Lucknow : As the process of admissions to engineering and professional courses at APJ Abdul Kalam Technical University (AKTU) comes to a close, there are as many as 326 colleges in which there is not a single student. Officials said these are institutes which were rejected by the students totally, hence, zero allotments for academic session 2017-18. UP has 584 colleges affiliated to AKTU.

At the end of five rounds of counselling, figures show, there are 134 colleges, where admissions are one to nine. In Lucknow, there are 28 institutes which have zero admissions in spite of the allotments. Then there are 18 colleges in the state capital where there have been no allotments at all. "It is worrisome if no students join an institute even after locking their seat and paying the fee.
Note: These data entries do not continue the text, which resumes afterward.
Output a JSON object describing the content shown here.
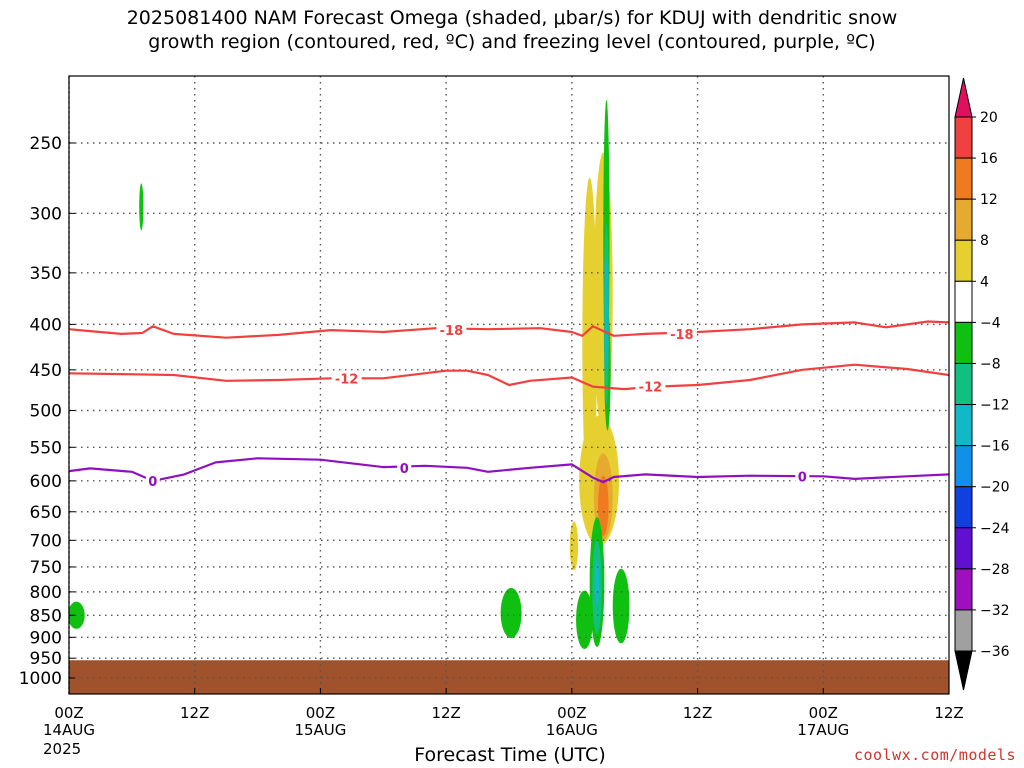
{
  "title": {
    "line1": "2025081400 NAM Forecast Omega (shaded, μbar/s) for KDUJ with dendritic snow",
    "line2": "growth region (contoured, red, ºC) and freezing level (contoured, purple, ºC)"
  },
  "footer": {
    "xlabel": "Forecast Time (UTC)",
    "credit": "coolwx.com/models",
    "year": "2025"
  },
  "chart_data": {
    "type": "contour",
    "x_hours_range": [
      0,
      84
    ],
    "x_ticks": [
      {
        "hour": 0,
        "label": "00Z",
        "date": "14AUG"
      },
      {
        "hour": 12,
        "label": "12Z",
        "date": ""
      },
      {
        "hour": 24,
        "label": "00Z",
        "date": "15AUG"
      },
      {
        "hour": 36,
        "label": "12Z",
        "date": ""
      },
      {
        "hour": 48,
        "label": "00Z",
        "date": "16AUG"
      },
      {
        "hour": 60,
        "label": "12Z",
        "date": ""
      },
      {
        "hour": 72,
        "label": "00Z",
        "date": "17AUG"
      },
      {
        "hour": 84,
        "label": "12Z",
        "date": ""
      }
    ],
    "y_axis": {
      "quantity": "pressure (hPa)",
      "ticks": [
        250,
        300,
        350,
        400,
        450,
        500,
        550,
        600,
        650,
        700,
        750,
        800,
        850,
        900,
        950,
        1000
      ],
      "grid": true
    },
    "colorbar": {
      "labels": [
        "20",
        "16",
        "12",
        "8",
        "4",
        "−4",
        "−8",
        "−12",
        "−16",
        "−20",
        "−24",
        "−28",
        "−32",
        "−36"
      ],
      "colors": [
        "#e0105e",
        "#f04040",
        "#f07a20",
        "#e6aa30",
        "#e6d030",
        "#ffffff",
        "#10c010",
        "#10c080",
        "#10b8c8",
        "#1090e8",
        "#1040e0",
        "#6010d0",
        "#9c10c0",
        "#a0a0a0",
        "#000000"
      ]
    },
    "contours": [
      {
        "level": "-18",
        "color": "#f04040",
        "points": [
          [
            0,
            405
          ],
          [
            2,
            407
          ],
          [
            5,
            410
          ],
          [
            7,
            409
          ],
          [
            8,
            402
          ],
          [
            10,
            410
          ],
          [
            15,
            414
          ],
          [
            20,
            411
          ],
          [
            25,
            406
          ],
          [
            30,
            408
          ],
          [
            35,
            404
          ],
          [
            40,
            405
          ],
          [
            45,
            404
          ],
          [
            48,
            408
          ],
          [
            49,
            412
          ],
          [
            50,
            402
          ],
          [
            52,
            412
          ],
          [
            55,
            410
          ],
          [
            60,
            408
          ],
          [
            65,
            405
          ],
          [
            70,
            400
          ],
          [
            75,
            398
          ],
          [
            78,
            403
          ],
          [
            82,
            397
          ],
          [
            84,
            398
          ]
        ]
      },
      {
        "level": "-12",
        "color": "#f04040",
        "points": [
          [
            0,
            454
          ],
          [
            5,
            455
          ],
          [
            10,
            456
          ],
          [
            15,
            463
          ],
          [
            20,
            462
          ],
          [
            25,
            460
          ],
          [
            30,
            460
          ],
          [
            36,
            451
          ],
          [
            38,
            451
          ],
          [
            40,
            456
          ],
          [
            42,
            468
          ],
          [
            44,
            463
          ],
          [
            48,
            459
          ],
          [
            50,
            470
          ],
          [
            53,
            473
          ],
          [
            56,
            470
          ],
          [
            60,
            468
          ],
          [
            65,
            462
          ],
          [
            70,
            450
          ],
          [
            75,
            444
          ],
          [
            80,
            449
          ],
          [
            84,
            456
          ]
        ]
      },
      {
        "level": "0",
        "color": "#9010c0",
        "points": [
          [
            0,
            585
          ],
          [
            2,
            581
          ],
          [
            6,
            586
          ],
          [
            8,
            600
          ],
          [
            11,
            590
          ],
          [
            14,
            572
          ],
          [
            18,
            566
          ],
          [
            24,
            568
          ],
          [
            30,
            579
          ],
          [
            34,
            577
          ],
          [
            38,
            580
          ],
          [
            40,
            586
          ],
          [
            44,
            580
          ],
          [
            48,
            575
          ],
          [
            50,
            595
          ],
          [
            51,
            602
          ],
          [
            52,
            594
          ],
          [
            55,
            590
          ],
          [
            60,
            594
          ],
          [
            65,
            592
          ],
          [
            72,
            593
          ],
          [
            75,
            597
          ],
          [
            80,
            593
          ],
          [
            84,
            590
          ]
        ]
      }
    ],
    "contour_labels": [
      {
        "text": "-18",
        "hour": 36.5,
        "p": 406
      },
      {
        "text": "-18",
        "hour": 58.5,
        "p": 410
      },
      {
        "text": "-12",
        "hour": 26.5,
        "p": 460
      },
      {
        "text": "-12",
        "hour": 55.5,
        "p": 470
      },
      {
        "text": "0",
        "hour": 8,
        "p": 600
      },
      {
        "text": "0",
        "hour": 32,
        "p": 580
      },
      {
        "text": "0",
        "hour": 70,
        "p": 593
      }
    ],
    "terrain": {
      "color": "#a0522d",
      "top_p": 955
    },
    "omega_features": [
      {
        "level": "-4",
        "color": "#10c010",
        "hour": 6.9,
        "p": 295,
        "hw": 0.2,
        "hp": 18
      },
      {
        "level": "-4",
        "color": "#10c010",
        "hour": 0.7,
        "p": 850,
        "hw": 0.8,
        "hp": 30
      },
      {
        "level": "-4",
        "color": "#10c010",
        "hour": 42.2,
        "p": 845,
        "hw": 1.0,
        "hp": 55
      },
      {
        "level": "-4",
        "color": "#10c010",
        "hour": 49.2,
        "p": 860,
        "hw": 0.8,
        "hp": 65
      },
      {
        "level": "-4",
        "color": "#10c010",
        "hour": 52.7,
        "p": 830,
        "hw": 0.8,
        "hp": 80
      },
      {
        "level": "4",
        "color": "#e6d030",
        "hour": 49.7,
        "p": 420,
        "hw": 0.7,
        "hp": 170
      },
      {
        "level": "4",
        "color": "#e6d030",
        "hour": 51.0,
        "p": 370,
        "hw": 0.9,
        "hp": 130
      },
      {
        "level": "4",
        "color": "#e6d030",
        "hour": 50.6,
        "p": 600,
        "hw": 1.9,
        "hp": 100
      },
      {
        "level": "4",
        "color": "#e6d030",
        "hour": 48.2,
        "p": 710,
        "hw": 0.4,
        "hp": 45
      },
      {
        "level": "-4",
        "color": "#10c010",
        "hour": 51.3,
        "p": 320,
        "hw": 0.3,
        "hp": 110
      },
      {
        "level": "-4",
        "color": "#10c010",
        "hour": 51.4,
        "p": 450,
        "hw": 0.3,
        "hp": 70
      },
      {
        "level": "-8",
        "color": "#10c080",
        "hour": 51.3,
        "p": 390,
        "hw": 0.25,
        "hp": 90
      },
      {
        "level": "-12",
        "color": "#10b8c8",
        "hour": 51.3,
        "p": 390,
        "hw": 0.12,
        "hp": 55
      },
      {
        "level": "8",
        "color": "#e6aa30",
        "hour": 51.0,
        "p": 625,
        "hw": 0.9,
        "hp": 70
      },
      {
        "level": "12",
        "color": "#f07a20",
        "hour": 51.0,
        "p": 640,
        "hw": 0.5,
        "hp": 50
      },
      {
        "level": "-4",
        "color": "#10c010",
        "hour": 50.4,
        "p": 780,
        "hw": 0.7,
        "hp": 130
      },
      {
        "level": "-8",
        "color": "#10c080",
        "hour": 50.4,
        "p": 790,
        "hw": 0.45,
        "hp": 95
      },
      {
        "level": "-12",
        "color": "#10b8c8",
        "hour": 50.4,
        "p": 780,
        "hw": 0.2,
        "hp": 45
      }
    ]
  }
}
This indicates failure of the university as a whole in attracting students,'' said a professor, requesting not to be named.

Further, there are 76 institutions where allotments were between 11 and 50. In all, there are only 34 colleges, excluding the 12 government-run institutes, in which there have been more than 50 allotments. "These are the ones actually helping the university survive,'' commented another teacher, attributing the poor show to supply outstripping demand, besides improper infrastructure, unqualified faculty and scanty placements.

According to AKTU vice-chancellor Vinay Pathak, engineering education attracting less students is a worldwide phenomenon in the present day, adding that students are quality conscious and career-oriented. They opt for colleges that have training and placement facilities, and in which teaching-learning process is good. "High number of colleges with zero-allotment is an indication that in the long run, only quality will survive. A state like UP needs only 25,000 to 30,000 engineers/professionals which we get almost every year,'' Pathak said.

Only 18,000-22,000 admissions take place through counselling, while around 10,000 seats in private colleges get filled through direct admissions. Under the direct entry, raw students who haven't even appeared for any entrance exam are admitted. Direct entry is deemed 'selling' of seats which remain vacant after counselling.

The surplus colleges which fail to attract students, said Pathak, will eventually close down. "Prevailing market forces will compel them to shut down. New affiliations will be granted only on the basis of requirement'', he said.